October 11, 2012 - 14:29 AMT
German research institutes halve growth prediction

Germany's leading economic research institutes have halved their prediction for the country's growth next year, saying the financial woes of other European nations continue to weigh heavily on the bloc's largest economy, according to The Associated Press.

In a joint report for the Economy Ministry released Thursday, Oct 11, the institutes said they now expect gross domestic to increase by only 1 percent in 2013. Fears of more trouble and turmoil from indebted countries are weighing on business spending on new equipment and production facilities, a key component of growth.

They warned that even that modest amount of growth they are predicting depends on political leaders now taking more decisive action to further stabilize the 17-country eurozone.
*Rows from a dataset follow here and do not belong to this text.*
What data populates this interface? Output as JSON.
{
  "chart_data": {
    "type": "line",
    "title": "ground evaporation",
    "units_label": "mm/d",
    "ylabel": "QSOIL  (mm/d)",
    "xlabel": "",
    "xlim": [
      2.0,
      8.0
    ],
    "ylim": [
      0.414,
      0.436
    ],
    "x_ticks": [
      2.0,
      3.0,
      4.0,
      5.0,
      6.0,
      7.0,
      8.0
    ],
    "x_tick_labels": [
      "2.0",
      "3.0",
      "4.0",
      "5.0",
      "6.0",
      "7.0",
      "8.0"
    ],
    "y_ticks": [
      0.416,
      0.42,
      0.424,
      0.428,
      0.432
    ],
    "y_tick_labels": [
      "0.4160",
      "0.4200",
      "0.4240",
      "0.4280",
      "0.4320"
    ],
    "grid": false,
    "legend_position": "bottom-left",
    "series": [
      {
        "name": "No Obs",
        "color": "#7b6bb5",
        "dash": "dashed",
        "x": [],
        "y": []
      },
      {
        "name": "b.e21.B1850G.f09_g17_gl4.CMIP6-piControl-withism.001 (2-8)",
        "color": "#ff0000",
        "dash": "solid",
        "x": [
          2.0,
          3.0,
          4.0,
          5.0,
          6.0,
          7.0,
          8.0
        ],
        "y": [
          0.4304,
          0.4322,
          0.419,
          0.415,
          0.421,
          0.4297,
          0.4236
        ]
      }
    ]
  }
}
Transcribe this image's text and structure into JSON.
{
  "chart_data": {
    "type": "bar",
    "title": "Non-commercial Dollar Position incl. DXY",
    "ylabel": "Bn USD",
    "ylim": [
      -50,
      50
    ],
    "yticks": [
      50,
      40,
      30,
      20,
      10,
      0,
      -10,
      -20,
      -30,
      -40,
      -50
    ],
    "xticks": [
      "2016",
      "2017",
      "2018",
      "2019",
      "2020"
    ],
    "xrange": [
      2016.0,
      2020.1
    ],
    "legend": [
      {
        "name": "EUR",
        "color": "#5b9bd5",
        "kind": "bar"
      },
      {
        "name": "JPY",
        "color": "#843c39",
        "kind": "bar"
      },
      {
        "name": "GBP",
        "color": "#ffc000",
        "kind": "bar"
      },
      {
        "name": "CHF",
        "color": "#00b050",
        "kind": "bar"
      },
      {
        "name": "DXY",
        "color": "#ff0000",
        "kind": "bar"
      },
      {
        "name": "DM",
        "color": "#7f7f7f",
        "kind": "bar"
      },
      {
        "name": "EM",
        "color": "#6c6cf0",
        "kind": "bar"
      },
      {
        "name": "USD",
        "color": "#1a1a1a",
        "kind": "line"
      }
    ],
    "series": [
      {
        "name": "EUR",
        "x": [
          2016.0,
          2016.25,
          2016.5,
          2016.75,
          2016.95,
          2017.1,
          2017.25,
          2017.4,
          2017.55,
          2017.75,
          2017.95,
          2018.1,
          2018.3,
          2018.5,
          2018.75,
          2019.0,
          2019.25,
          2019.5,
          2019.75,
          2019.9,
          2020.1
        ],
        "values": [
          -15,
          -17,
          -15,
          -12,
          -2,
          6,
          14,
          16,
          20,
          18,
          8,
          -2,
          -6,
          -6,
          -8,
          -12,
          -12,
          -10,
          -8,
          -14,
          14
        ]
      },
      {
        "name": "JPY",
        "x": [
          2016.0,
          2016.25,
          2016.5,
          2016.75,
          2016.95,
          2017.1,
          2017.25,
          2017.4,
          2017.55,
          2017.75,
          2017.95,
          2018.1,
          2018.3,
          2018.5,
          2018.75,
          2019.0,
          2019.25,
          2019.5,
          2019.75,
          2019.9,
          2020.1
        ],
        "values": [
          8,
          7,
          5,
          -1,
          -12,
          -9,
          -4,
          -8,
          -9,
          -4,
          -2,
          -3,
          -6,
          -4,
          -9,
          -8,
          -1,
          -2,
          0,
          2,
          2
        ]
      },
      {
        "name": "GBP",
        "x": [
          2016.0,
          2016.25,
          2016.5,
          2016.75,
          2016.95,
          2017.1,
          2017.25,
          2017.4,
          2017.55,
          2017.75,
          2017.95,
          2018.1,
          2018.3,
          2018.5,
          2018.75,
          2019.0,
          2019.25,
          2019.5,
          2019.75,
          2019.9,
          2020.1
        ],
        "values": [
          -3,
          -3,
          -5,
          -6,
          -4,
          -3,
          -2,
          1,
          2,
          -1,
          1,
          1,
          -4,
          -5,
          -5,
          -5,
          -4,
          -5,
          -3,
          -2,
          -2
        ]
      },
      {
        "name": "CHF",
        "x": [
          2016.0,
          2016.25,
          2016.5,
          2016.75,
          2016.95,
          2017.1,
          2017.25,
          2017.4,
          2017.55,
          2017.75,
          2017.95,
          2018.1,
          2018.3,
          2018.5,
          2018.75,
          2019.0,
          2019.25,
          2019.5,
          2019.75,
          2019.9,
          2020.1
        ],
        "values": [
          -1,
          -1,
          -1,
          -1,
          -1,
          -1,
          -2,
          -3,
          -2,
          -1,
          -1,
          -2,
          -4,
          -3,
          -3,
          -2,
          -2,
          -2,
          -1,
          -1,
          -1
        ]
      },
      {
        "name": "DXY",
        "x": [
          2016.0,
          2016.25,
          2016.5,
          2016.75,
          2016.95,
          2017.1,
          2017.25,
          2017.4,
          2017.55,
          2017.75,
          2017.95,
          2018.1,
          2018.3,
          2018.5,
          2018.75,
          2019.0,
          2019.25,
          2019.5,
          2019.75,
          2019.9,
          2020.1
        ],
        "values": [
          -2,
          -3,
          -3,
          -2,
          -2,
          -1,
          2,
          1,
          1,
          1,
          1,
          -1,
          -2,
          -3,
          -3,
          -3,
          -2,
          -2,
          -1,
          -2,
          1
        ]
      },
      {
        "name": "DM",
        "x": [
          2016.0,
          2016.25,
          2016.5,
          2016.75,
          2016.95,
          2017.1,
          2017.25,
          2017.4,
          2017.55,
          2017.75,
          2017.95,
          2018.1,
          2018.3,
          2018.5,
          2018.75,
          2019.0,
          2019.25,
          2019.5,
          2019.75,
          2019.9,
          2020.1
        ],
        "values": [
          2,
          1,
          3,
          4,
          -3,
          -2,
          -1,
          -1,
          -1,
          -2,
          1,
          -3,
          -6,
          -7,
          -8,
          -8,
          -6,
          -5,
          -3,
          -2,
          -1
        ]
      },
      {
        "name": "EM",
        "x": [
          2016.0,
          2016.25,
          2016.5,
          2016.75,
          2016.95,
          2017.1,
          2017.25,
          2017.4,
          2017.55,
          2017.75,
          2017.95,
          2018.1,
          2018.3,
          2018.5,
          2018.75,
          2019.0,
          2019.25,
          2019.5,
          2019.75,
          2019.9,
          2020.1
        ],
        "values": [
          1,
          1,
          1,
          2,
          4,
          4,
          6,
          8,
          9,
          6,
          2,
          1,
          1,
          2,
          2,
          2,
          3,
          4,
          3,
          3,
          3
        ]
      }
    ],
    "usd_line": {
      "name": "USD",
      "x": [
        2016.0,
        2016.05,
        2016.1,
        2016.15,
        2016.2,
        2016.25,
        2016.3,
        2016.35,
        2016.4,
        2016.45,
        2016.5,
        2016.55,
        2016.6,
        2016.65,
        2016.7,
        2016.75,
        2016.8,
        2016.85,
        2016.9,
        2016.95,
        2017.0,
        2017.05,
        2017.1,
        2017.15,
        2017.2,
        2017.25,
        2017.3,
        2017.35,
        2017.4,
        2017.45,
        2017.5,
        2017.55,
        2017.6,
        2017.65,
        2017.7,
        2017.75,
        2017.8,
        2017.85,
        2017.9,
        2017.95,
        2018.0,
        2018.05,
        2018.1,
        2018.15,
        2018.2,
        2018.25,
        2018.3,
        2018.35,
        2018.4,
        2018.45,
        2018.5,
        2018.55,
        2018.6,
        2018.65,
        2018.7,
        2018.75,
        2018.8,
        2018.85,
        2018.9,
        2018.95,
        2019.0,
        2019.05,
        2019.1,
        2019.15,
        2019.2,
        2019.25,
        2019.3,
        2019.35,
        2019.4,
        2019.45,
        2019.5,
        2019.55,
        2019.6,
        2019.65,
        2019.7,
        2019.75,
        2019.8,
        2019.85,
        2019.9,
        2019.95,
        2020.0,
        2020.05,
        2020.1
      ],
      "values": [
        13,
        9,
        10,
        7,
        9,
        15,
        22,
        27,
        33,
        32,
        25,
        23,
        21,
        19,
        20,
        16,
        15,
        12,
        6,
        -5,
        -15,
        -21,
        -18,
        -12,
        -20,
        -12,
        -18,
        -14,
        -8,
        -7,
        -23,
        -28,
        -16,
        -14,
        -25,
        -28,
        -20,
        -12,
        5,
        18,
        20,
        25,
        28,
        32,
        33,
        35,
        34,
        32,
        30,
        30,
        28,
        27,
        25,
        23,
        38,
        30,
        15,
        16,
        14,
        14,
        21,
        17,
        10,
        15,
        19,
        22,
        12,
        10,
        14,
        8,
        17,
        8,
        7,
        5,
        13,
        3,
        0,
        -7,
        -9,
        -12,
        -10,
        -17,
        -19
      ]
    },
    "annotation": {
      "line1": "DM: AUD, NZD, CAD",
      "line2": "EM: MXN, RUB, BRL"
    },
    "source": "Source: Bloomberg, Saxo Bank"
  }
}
If the debt crisis should worsen and borrowing costs for troubled countries spike, they said, "there is a great danger Germany will fall into recession."

"Over the course of the year ahead economic activity in Germany is expected to improve, since the situation in the eurozone should gradually ease and the rest of the world economy should gain greater momentum," they said in their twice-yearly report.

Yet they warned that the ECB's chances of lowering borrowing costs for governments and companies in the crisis countries will largely depend on whether politicians' "economic policy can restore the confidence of financial investors, companies and households."

Budget cuts by governments trying to reduce debt would dampen growth, they said, but help reduce uncertainty that is plaguing the eurozone.

So far, they cautioned, there are "no signs of a long-term economic policy solution to the crisis" and "risks to stability remain high."